Greetings,

This is my first question in these forums. It is very general, for which I apologize in advance. If you think this is not the right place, I would appreciate directions to the appropriate site/forum where it would be better addressed.

My math: some linear and abstract algebra, calculus/analysis, some mathematical logic, probability/statistics. I have had some more exotic courses in my curriculum, but not in such relevance to my question here. I am (try to be) a programmer (software engineer if I try to be fancy).

Here is my problem. Many mathematical statements depend on the faithfulness of the model/theory, i.e. the compliance of the modeled entities with the axioms / the applicability of a system of constraints. But in practice this is never the case entirely and every observation provides evidence to the contrary to some extent. If I allow myself to make a profane guess, I am under the impression that even stochastic solutions use rather broad strokes, i.e. based on probability distributions. I am not sure how much qualification such solutions can subsume before quantification. (May be?)

I want to give one example just to illustrate my confusion. A shape that resembles a ball, also truly solid(?), generally is expected to have small perturbations of its surface. Consequently it may have a surface area that is considerably bigger. This is the contact surface between the physical object and its environment, which I imagine, directly determines the dynamics of many physical processes. There will be a considerable deviation. In practice, because formulas are specified with many parameters for calibration, the result will be adjusted accordingly, but not because the math portion of the theory demands it. I can similarly advocate that there is no tangent plane at any point of the surface because the secant planes approaching the exterior do not converge. (These correspond to secant constructions at ever bigger magnifications of the physical object).

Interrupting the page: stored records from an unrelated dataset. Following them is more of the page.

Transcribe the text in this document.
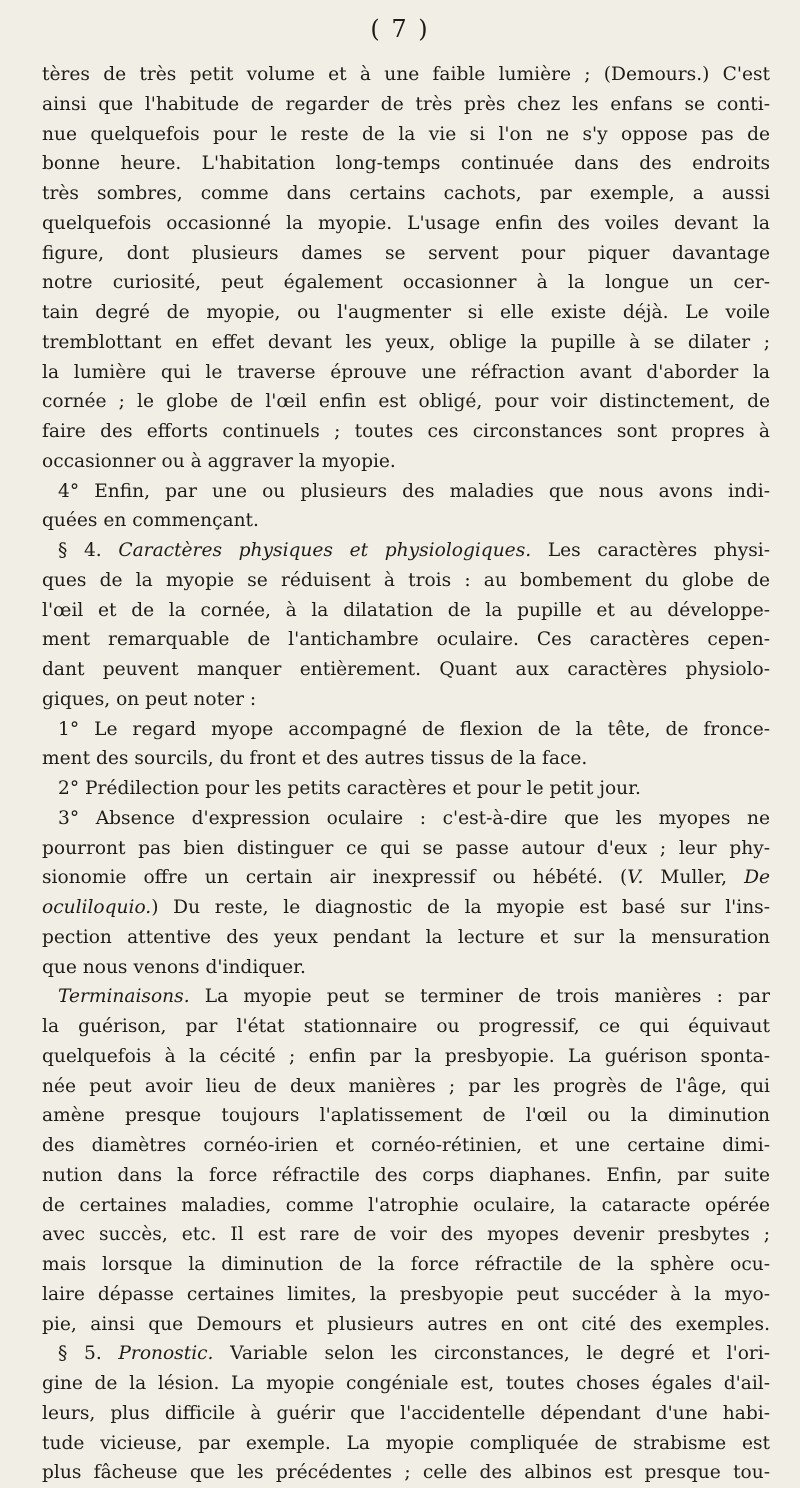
( 7 )
tères de très petit volume et à une faible lumière ; (Demours.) C'est
ainsi que l'habitude de regarder de très près chez les enfans se conti-
nue quelquefois pour le reste de la vie si l'on ne s'y oppose pas de
bonne heure. L'habitation long-temps continuée dans des endroits
très sombres, comme dans certains cachots, par exemple, a aussi
quelquefois occasionné la myopie. L'usage enfin des voiles devant la
figure, dont plusieurs dames se servent pour piquer davantage
notre curiosité, peut également occasionner à la longue un cer-
tain degré de myopie, ou l'augmenter si elle existe déjà. Le voile
tremblottant en effet devant les yeux, oblige la pupille à se dilater ;
la lumière qui le traverse éprouve une réfraction avant d'aborder la
cornée ; le globe de l'œil enfin est obligé, pour voir distinctement, de
faire des efforts continuels ; toutes ces circonstances sont propres à
occasionner ou à aggraver la myopie.
4° Enfin, par une ou plusieurs des maladies que nous avons indi-
quées en commençant.
§ 4. Caractères physiques et physiologiques. Les caractères physi-
ques de la myopie se réduisent à trois : au bombement du globe de
l'œil et de la cornée, à la dilatation de la pupille et au développe-
ment remarquable de l'antichambre oculaire. Ces caractères cepen-
dant peuvent manquer entièrement. Quant aux caractères physiolo-
giques, on peut noter :
1° Le regard myope accompagné de flexion de la tête, de fronce-
ment des sourcils, du front et des autres tissus de la face.
2° Prédilection pour les petits caractères et pour le petit jour.
3° Absence d'expression oculaire : c'est-à-dire que les myopes ne
pourront pas bien distinguer ce qui se passe autour d'eux ; leur phy-
sionomie offre un certain air inexpressif ou hébété. (V. Muller, De
oculiloquio.) Du reste, le diagnostic de la myopie est basé sur l'ins-
pection attentive des yeux pendant la lecture et sur la mensuration
que nous venons d'indiquer.
Terminaisons. La myopie peut se terminer de trois manières : par
la guérison, par l'état stationnaire ou progressif, ce qui équivaut
quelquefois à la cécité ; enfin par la presbyopie. La guérison sponta-
née peut avoir lieu de deux manières ; par les progrès de l'âge, qui
amène presque toujours l'aplatissement de l'œil ou la diminution
des diamètres cornéo-irien et cornéo-rétinien, et une certaine dimi-
nution dans la force réfractile des corps diaphanes. Enfin, par suite
de certaines maladies, comme l'atrophie oculaire, la cataracte opérée
avec succès, etc. Il est rare de voir des myopes devenir presbytes ;
mais lorsque la diminution de la force réfractile de la sphère ocu-
laire dépasse certaines limites, la presbyopie peut succéder à la myo-
pie, ainsi que Demours et plusieurs autres en ont cité des exemples.
§ 5. Pronostic. Variable selon les circonstances, le degré et l'ori-
gine de la lésion. La myopie congéniale est, toutes choses égales d'ail-
leurs, plus difficile à guérir que l'accidentelle dépendant d'une habi-
tude vicieuse, par exemple. La myopie compliquée de strabisme est
plus fâcheuse que les précédentes ; celle des albinos est presque tou-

My question --- Are there fields that address the subject of inaccurate modeling and its effects in detail? For example, in algebraic theory I imagine morphism-like functions between the elements of two algebraic structures. Say, instead the homomorphism between two groups, the theory studies functions that map between the group operations with certain loss of precision, or with some random error. Vector spaces, rings, fields, etc. A vector space may be allowed slight inaccuracy of the distributive law. The morphism between such pseudo-vector space and a real one could be studied. How much loss of structure results in how much loss of applicability of solutions to problems constructed in the "fully" structured space. I wonder if such studies could yield some prescriptive results. In analytic geometry, shapes and surfaces may be modified by various disturbances. Similarly in calculus/analysis functions that are not entirely smooth may be associated with smooth counterparts (or collections of smooth counterparts). What properties justify "approximate" integration and differentiation? (May be this is handled by numerical analysis to some extent.) Is it possible to study structural deviations in this highly abstract manner, or are they to be handled primarily on a case by case basis?

I realize I don't have concrete idea what I am looking for. Anything you can point me to of that nature will be appreciated.